Guardian describes antisemitic Crown Heights riots as two communities “clashing”

A Dec. 29th Guardian report on the brutal Monsey stabbings which targeted Chasidic Jews on Saturday included the following passage, noting comments by NYC mayor Bill De Blasio:

De Blasio invoked the Crown Heights violence of the early 90s when black and Jewish communities in Brooklyn clashed violently.

To describe the Crown Heights Riots, which has been aptly characterised by some as the first anti-Jewish pogrom in US history, as merely two communities “clashing violently” is obscene.

The incident in question began after a Jewish driver accidentally hit two black immigrant children, killing one of them.  Later that evening, based on unfounded rumors involving police and Jewish culpability in the boy’s death, blacks began rioting and chanting antisemitic slogans.  Some incited the crowd to kill a Jew, which they ultimately did.  Yankel Rosenbaum, a young Australian Orthodox Jew, was beaten and stabbed to death by a mob of up to twenty young black men on the first night of the two day riots. 

In addition to the murder of Rosenbaum, over a hundred police officers and dozens of civilians were injured during the riots, which included bottles and rocks thrown at Jews and Jewish shops in the neighborhood, shootings, robberies, arson and assaults.  Jewish homes or shops with mezuzot helped the rioters choose their targets.

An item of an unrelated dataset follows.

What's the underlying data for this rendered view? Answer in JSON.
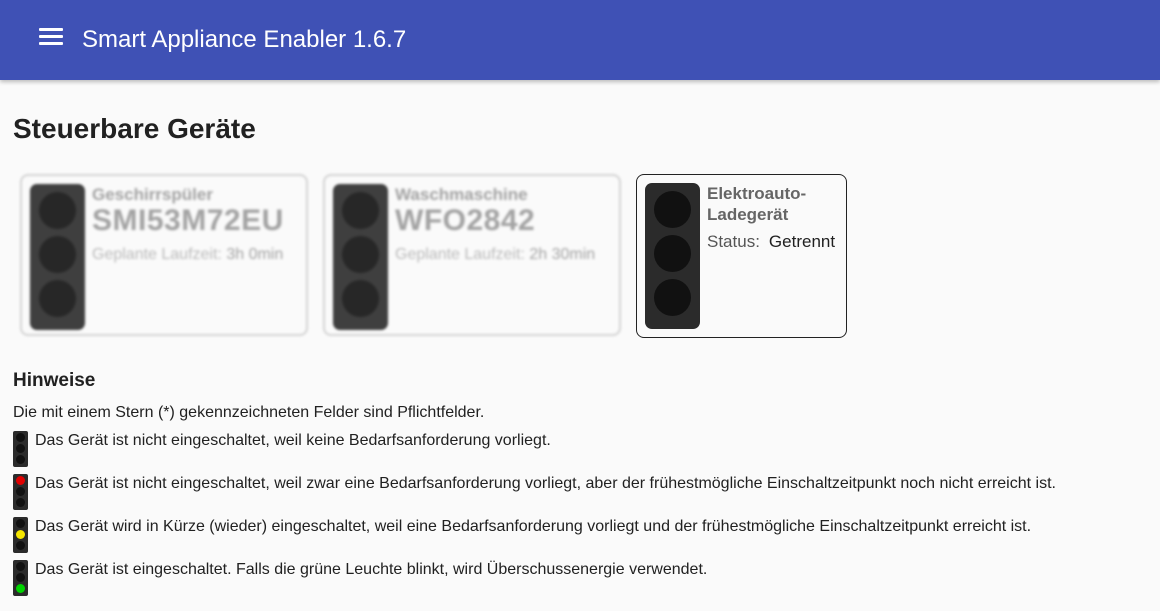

A NY Times reporter who covered the riots, in complaining that his editors rewrote his original copy to erase the one-sided nature of the violence, was clear: “In all my reporting during the riots I never saw – or heard of – any violence by Jews against blacks”.

Contrary to the Guardian claim, there were no “clashes” between blacks and Jews.  To suggest some sort of moral equivalence between perpetrators and their Jewish victims is a quintessentially Guardian, ideologically driven rewriting of history.